9. I wondered if Donald would be able to make it through his speech without taking the Supremes to task for killing his tariffs. Well, actually, I did not wonder. I knew he couldn’t. But he didn’t spend as much time on tariffs as I thought he might. But I need to clarify that his new “Section 122” tariffs are actually more illegal than the IEEPA tariffs the Supreme Court just declared unconstitutional. If you don’t believe me, here’s a quote from an article by Andrew McCarthy, a conservative legal commentator, that appeared in the National Review:

“These new tariffs are even more clearly illegal than Trump's IEEPA tariffs…..

“In Section 122, Congress endowed the president with narrow, temporary authority to impose tariffs ‘to deal with large and serious United States balance-of-payments deficits’ (emphasis added). What Trump is complaining about—something he insists is a crisis but is not—is the balance of trade, not of payments. The United States does not have an overall balance of payments deficit, much less a large and serious one.

“A trade deficit between the U.S. and a foreign nation occurs, mainly in connection with goods (which is just one aspect of international commerce), when imports are greater than exports. This is not really a problem for a variety of reasons—e.g., a trade deficit results in an investment surplus, the U.S. is a major services economy and often runs exported services surpluses that mitigate the imports deficit in goods, etc.
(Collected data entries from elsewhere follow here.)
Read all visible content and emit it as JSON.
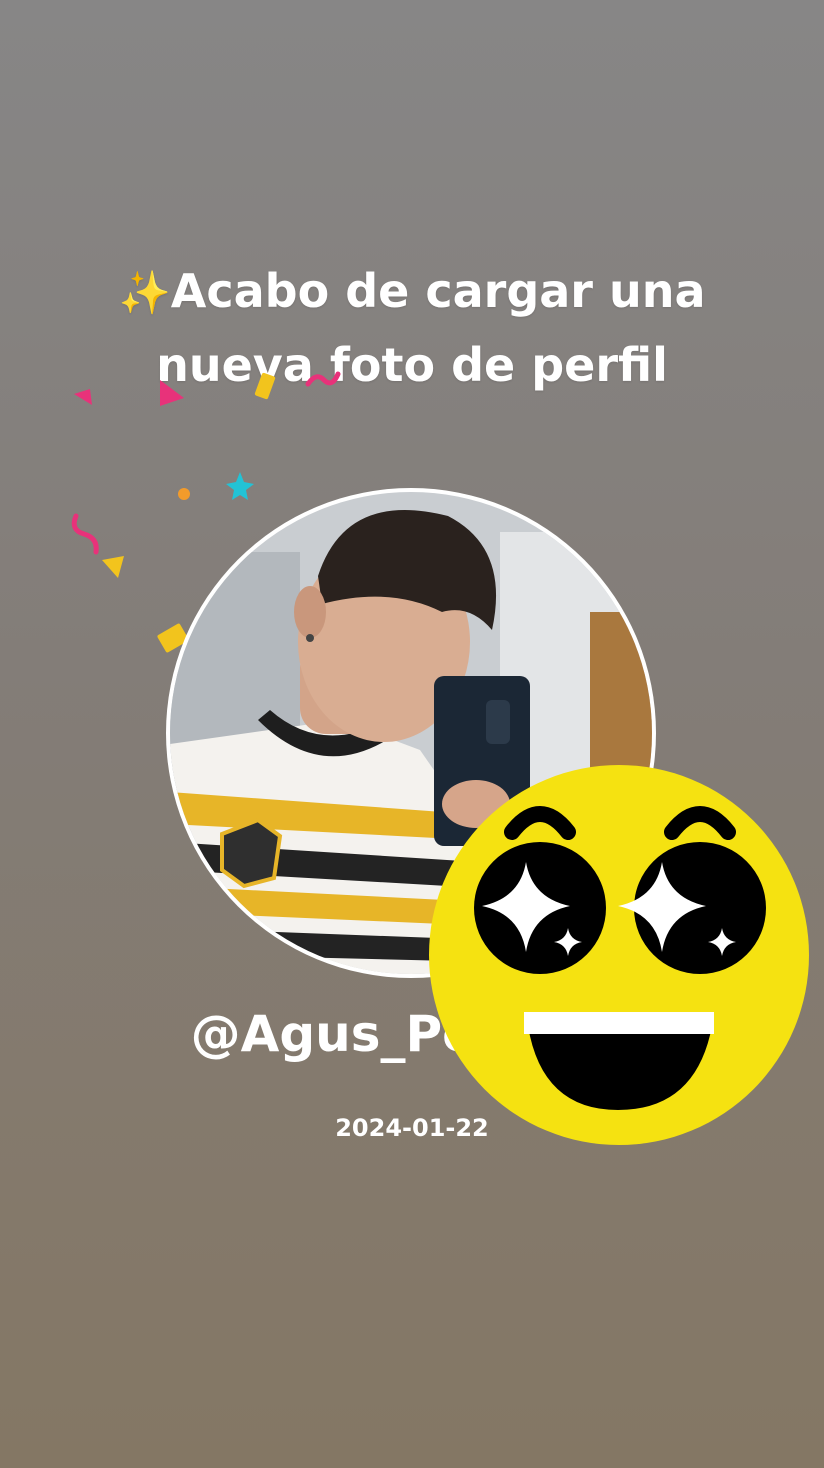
{
  "story": {
    "sparkle_icon": "✨",
    "headline": "Acabo de cargar una nueva foto de perfil",
    "username": "@Agus_Perez21",
    "date": "2024-01-22"
  },
  "icons": {
    "sticker": "star-struck-emoji-icon",
    "decoration": "confetti-icon"
  },
  "colors": {
    "text": "#ffffff",
    "emoji_yellow": "#f5e211",
    "confetti_pink": "#e8327a",
    "confetti_yellow": "#f2c41d",
    "confetti_cyan": "#22c3d6",
    "confetti_orange": "#f29b2b"
  }
}
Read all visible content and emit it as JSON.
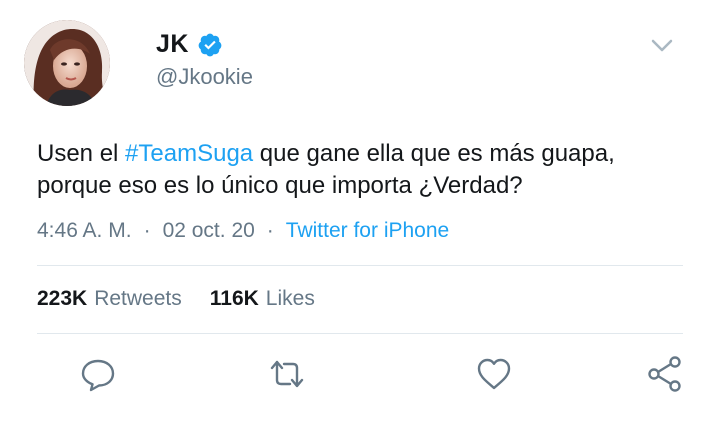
{
  "user": {
    "display_name": "JK",
    "handle": "@Jkookie",
    "verified": true,
    "verified_icon": "verified-badge-icon",
    "verified_color": "#1da1f2"
  },
  "tweet": {
    "text_before": "Usen el ",
    "hashtag": "#TeamSuga",
    "text_after": " que gane ella que es más guapa, porque eso es lo único que importa ¿Verdad?",
    "time": "4:46 A. M.",
    "separator": "·",
    "date": "02 oct. 20",
    "source": "Twitter for iPhone"
  },
  "stats": {
    "retweets_count": "223K",
    "retweets_label": "Retweets",
    "likes_count": "116K",
    "likes_label": "Likes"
  },
  "actions": {
    "reply_icon": "reply-icon",
    "retweet_icon": "retweet-icon",
    "like_icon": "heart-icon",
    "share_icon": "share-icon",
    "menu_icon": "chevron-down-icon"
  },
  "colors": {
    "link": "#1da1f2",
    "secondary_text": "#657786",
    "primary_text": "#14171a",
    "divider": "#e1e8ed"
  }
}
“The balance of payments is a broader concept than the balance of trade. It accounts for all the economic transactions that take place between the United States and the rest of the world. Even without getting into every kind of transaction that entails, suffice it to say that foreign investment in the United States, coupled with the advantages our nation accrues because the dollar is the world’s reserve currency, more than make up for the longstanding trade deficit in goods.

“Our overall payments are in balance. There is no crisis.
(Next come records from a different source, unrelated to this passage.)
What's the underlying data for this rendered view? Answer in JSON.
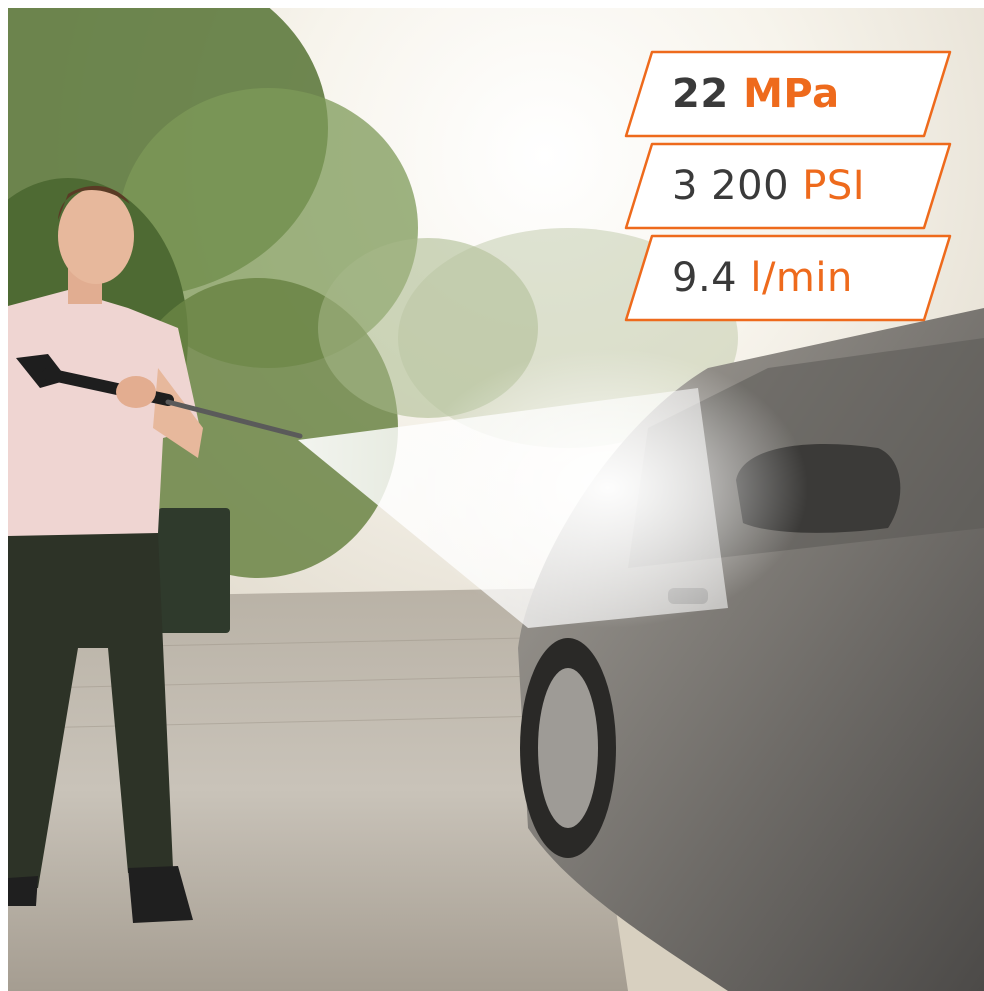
{
  "specs": [
    {
      "value": "22",
      "unit": "MPa",
      "bold": true
    },
    {
      "value": "3 200",
      "unit": "PSI",
      "bold": false
    },
    {
      "value": "9.4",
      "unit": "l/min",
      "bold": false
    }
  ],
  "colors": {
    "accent": "#ee6a1c",
    "badge_fill": "#ffffff",
    "number_text": "#3a3a3a"
  },
  "scene": {
    "subjects": [
      "man-with-pressure-washer",
      "gray-car",
      "water-spray",
      "trees",
      "paved-driveway"
    ]
  }
}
“It’s vital to understand why Section 122 was enacted. There was a financial crisis in the late 60s and early 70s under the Bretton Woods system, when the dollar was tied to gold. Foreign countries that held dollar reserves could exchange them for gold at a fixed rate. Meanwhile, our government was spending at a high clip due to the Vietnam War and Great Society programs. This and the obligation to pay out gold put enormous pressure on the dollar. . . .

“Now, over a half century later, these conditions no longer obtain. The dollar floats and the government does not concern itself with gold parity. The dollar is the global reserve currency, so demand for dollars by foreign nations is robust. We have strong capital inflows and our highly liquid financial markets are the envy of the world. Notwithstanding trade deficits, there is no balance of payments problem.
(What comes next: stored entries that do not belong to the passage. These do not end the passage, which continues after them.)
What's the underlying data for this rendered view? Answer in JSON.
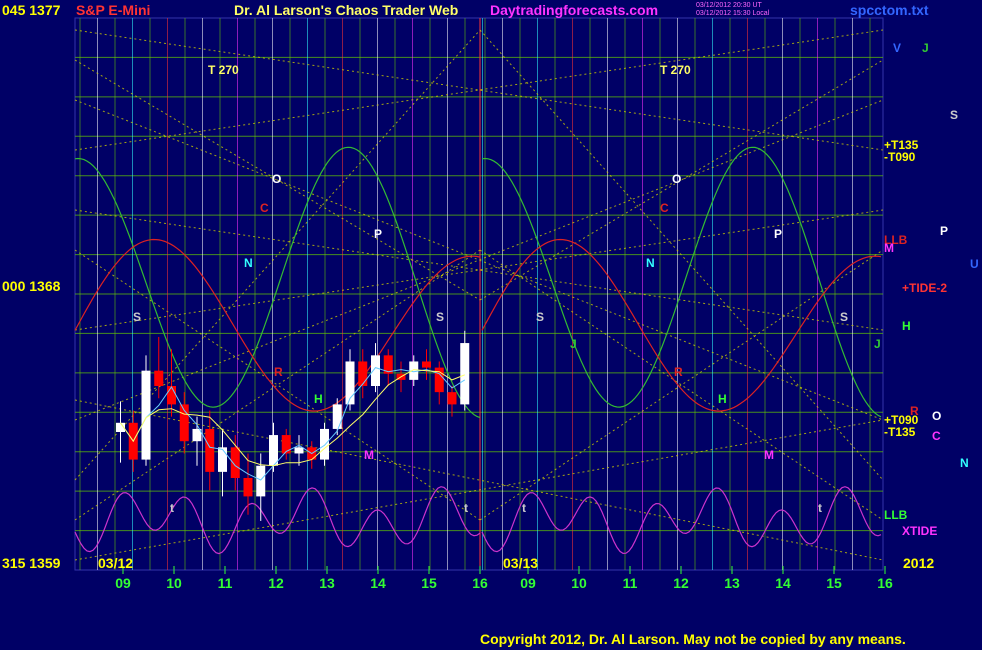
{
  "header": {
    "instrument": "S&P E-Mini",
    "title": "Dr. Al Larson's Chaos Trader Web",
    "site": "Daytradingforecasts.com",
    "stamp1": "03/12/2012 20:30 UT",
    "stamp2": "03/12/2012 15:30 Local",
    "file": "spcctom.txt"
  },
  "y_axis": {
    "top": "045  1377",
    "mid": "000  1368",
    "bottom": "315  1359"
  },
  "dates": [
    "03/12",
    "03/13"
  ],
  "year": "2012",
  "hours": [
    "09",
    "10",
    "11",
    "12",
    "13",
    "14",
    "15",
    "16",
    "09",
    "10",
    "11",
    "12",
    "13",
    "14",
    "15",
    "16"
  ],
  "copyright": "Copyright 2012, Dr. Al Larson. May not be copied by any means.",
  "colors": {
    "background": "#000066",
    "grid_green": "#66cc00",
    "diag_yellow": "#cccc00",
    "axis_yellow": "#ffff00",
    "hour_green": "#33ff33",
    "price_up": "#ffffff",
    "price_down": "#ff0000",
    "ma_cyan": "#66ccff",
    "ma_yellow": "#ffff66",
    "tide_green": "#33bb33",
    "tide_red": "#dd2222",
    "xtide_magenta": "#cc33cc"
  },
  "chart_data": {
    "type": "line",
    "title": "S&P E-Mini",
    "y_range": [
      1359,
      1377
    ],
    "y_ticks": [
      {
        "angle": "045",
        "price": 1377
      },
      {
        "angle": "000",
        "price": 1368
      },
      {
        "angle": "315",
        "price": 1359
      }
    ],
    "x_days": [
      "03/12",
      "03/13"
    ],
    "x_hours": [
      9,
      10,
      11,
      12,
      13,
      14,
      15,
      16
    ],
    "right_labels": [
      {
        "text": "V",
        "color": "#3366ff"
      },
      {
        "text": "J",
        "color": "#33cc33"
      },
      {
        "text": "S",
        "color": "#cccccc"
      },
      {
        "text": "+T135",
        "color": "#ffff00"
      },
      {
        "text": "-T090",
        "color": "#ffff00"
      },
      {
        "text": "LLB",
        "color": "#dd2222"
      },
      {
        "text": "M",
        "color": "#ff33ff"
      },
      {
        "text": "P",
        "color": "#ffffff"
      },
      {
        "text": "U",
        "color": "#3366ff"
      },
      {
        "text": "+TIDE-2",
        "color": "#ff3333"
      },
      {
        "text": "H",
        "color": "#33ff33"
      },
      {
        "text": "J",
        "color": "#33cc33"
      },
      {
        "text": "+T090",
        "color": "#ffff00"
      },
      {
        "text": "O",
        "color": "#ffffff"
      },
      {
        "text": "R",
        "color": "#dd2222"
      },
      {
        "text": "-T135",
        "color": "#ffff00"
      },
      {
        "text": "C",
        "color": "#ff33ff"
      },
      {
        "text": "N",
        "color": "#33ffff"
      },
      {
        "text": "LLB",
        "color": "#33ff33"
      },
      {
        "text": "XTIDE",
        "color": "#ff33ff"
      }
    ],
    "in_chart_labels": [
      {
        "text": "T  270",
        "color": "#ffff66"
      },
      {
        "text": "T  270",
        "color": "#ffff66"
      },
      {
        "text": "O",
        "color": "#ffffff"
      },
      {
        "text": "O",
        "color": "#ffffff"
      },
      {
        "text": "C",
        "color": "#dd2222"
      },
      {
        "text": "C",
        "color": "#dd2222"
      },
      {
        "text": "P",
        "color": "#ffffff"
      },
      {
        "text": "P",
        "color": "#ffffff"
      },
      {
        "text": "N",
        "color": "#33ffff"
      },
      {
        "text": "N",
        "color": "#33ffff"
      },
      {
        "text": "S",
        "color": "#cccccc"
      },
      {
        "text": "S",
        "color": "#cccccc"
      },
      {
        "text": "S",
        "color": "#cccccc"
      },
      {
        "text": "S",
        "color": "#cccccc"
      },
      {
        "text": "R",
        "color": "#dd2222"
      },
      {
        "text": "R",
        "color": "#dd2222"
      },
      {
        "text": "H",
        "color": "#33ff33"
      },
      {
        "text": "H",
        "color": "#33ff33"
      },
      {
        "text": "M",
        "color": "#ff33ff"
      },
      {
        "text": "M",
        "color": "#ff33ff"
      },
      {
        "text": "J",
        "color": "#33cc33"
      },
      {
        "text": "t",
        "color": "#cccccc"
      },
      {
        "text": "t",
        "color": "#cccccc"
      },
      {
        "text": "t",
        "color": "#cccccc"
      },
      {
        "text": "t",
        "color": "#cccccc"
      }
    ],
    "price_bars": [
      {
        "h": 9.0,
        "o": 1363.5,
        "hi": 1364.5,
        "lo": 1362.5,
        "c": 1363.8
      },
      {
        "h": 9.25,
        "o": 1363.8,
        "hi": 1364.2,
        "lo": 1362.2,
        "c": 1362.6
      },
      {
        "h": 9.5,
        "o": 1362.6,
        "hi": 1366.0,
        "lo": 1362.4,
        "c": 1365.5
      },
      {
        "h": 9.75,
        "o": 1365.5,
        "hi": 1366.6,
        "lo": 1364.6,
        "c": 1365.0
      },
      {
        "h": 10.0,
        "o": 1365.0,
        "hi": 1366.2,
        "lo": 1364.0,
        "c": 1364.4
      },
      {
        "h": 10.25,
        "o": 1364.4,
        "hi": 1364.8,
        "lo": 1362.8,
        "c": 1363.2
      },
      {
        "h": 10.5,
        "o": 1363.2,
        "hi": 1364.0,
        "lo": 1362.4,
        "c": 1363.6
      },
      {
        "h": 10.75,
        "o": 1363.6,
        "hi": 1364.2,
        "lo": 1361.6,
        "c": 1362.2
      },
      {
        "h": 11.0,
        "o": 1362.2,
        "hi": 1363.6,
        "lo": 1361.4,
        "c": 1363.0
      },
      {
        "h": 11.25,
        "o": 1363.0,
        "hi": 1363.4,
        "lo": 1361.6,
        "c": 1362.0
      },
      {
        "h": 11.5,
        "o": 1362.0,
        "hi": 1362.8,
        "lo": 1360.8,
        "c": 1361.4
      },
      {
        "h": 11.75,
        "o": 1361.4,
        "hi": 1362.8,
        "lo": 1360.6,
        "c": 1362.4
      },
      {
        "h": 12.0,
        "o": 1362.4,
        "hi": 1363.8,
        "lo": 1362.2,
        "c": 1363.4
      },
      {
        "h": 12.25,
        "o": 1363.4,
        "hi": 1363.6,
        "lo": 1362.6,
        "c": 1362.8
      },
      {
        "h": 12.5,
        "o": 1362.8,
        "hi": 1363.4,
        "lo": 1362.4,
        "c": 1363.0
      },
      {
        "h": 12.75,
        "o": 1363.0,
        "hi": 1363.2,
        "lo": 1362.3,
        "c": 1362.6
      },
      {
        "h": 13.0,
        "o": 1362.6,
        "hi": 1363.8,
        "lo": 1362.4,
        "c": 1363.6
      },
      {
        "h": 13.25,
        "o": 1363.6,
        "hi": 1364.6,
        "lo": 1363.4,
        "c": 1364.4
      },
      {
        "h": 13.5,
        "o": 1364.4,
        "hi": 1366.2,
        "lo": 1364.2,
        "c": 1365.8
      },
      {
        "h": 13.75,
        "o": 1365.8,
        "hi": 1366.2,
        "lo": 1364.6,
        "c": 1365.0
      },
      {
        "h": 14.0,
        "o": 1365.0,
        "hi": 1366.4,
        "lo": 1364.8,
        "c": 1366.0
      },
      {
        "h": 14.25,
        "o": 1366.0,
        "hi": 1366.2,
        "lo": 1365.0,
        "c": 1365.4
      },
      {
        "h": 14.5,
        "o": 1365.4,
        "hi": 1365.8,
        "lo": 1364.8,
        "c": 1365.2
      },
      {
        "h": 14.75,
        "o": 1365.2,
        "hi": 1366.0,
        "lo": 1365.0,
        "c": 1365.8
      },
      {
        "h": 15.0,
        "o": 1365.8,
        "hi": 1366.2,
        "lo": 1365.2,
        "c": 1365.6
      },
      {
        "h": 15.25,
        "o": 1365.6,
        "hi": 1365.8,
        "lo": 1364.4,
        "c": 1364.8
      },
      {
        "h": 15.5,
        "o": 1364.8,
        "hi": 1365.0,
        "lo": 1364.0,
        "c": 1364.4
      },
      {
        "h": 15.75,
        "o": 1364.4,
        "hi": 1366.8,
        "lo": 1364.2,
        "c": 1366.4
      }
    ]
  }
}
“Nor is it necessary, as Section 122 puts it, to impose temporary tariffs in order ‘to prevent an imminent and significant depreciation of the dollar in foreign exchange markets[.]’

“There is no rationale under Section 122 to impose tariffs. Because President Trump has no unilateral authority to order tariffs, he must meet the preconditions of Section 122 to justify levying them. He cannot. Not even close.”

10. Paul Krugman’s title for his post-SOTD email was “So Little Truth, So Much Time.” That is an apt description of the whole bloviating almost-two-hours of truth-torture. Donald is incapable of telling the truth, but he loves to hear the sound of his own voice. Which makes for unbearably long and rambling “speeches” that carry very little weight. Unfortunately, it is what it is. And the ratings proved it. This was the least-watched SOTU in a long time.

So, those are my 10 observations. I could go on and on, like Donald, but I’ve wasted enough time on this depressing topic. I suffered through the whole hour and three quarters of it, just to say I’d done it. Was it worth it? Of course not. And I probably won’t do it next year, if, by hook or crook, he is still president then. With his diet, his weight, and his temper, I’m truly surprised he hasn’t suffered a major heart attack or stroke already. But I’ll grant him this: he is stubborn.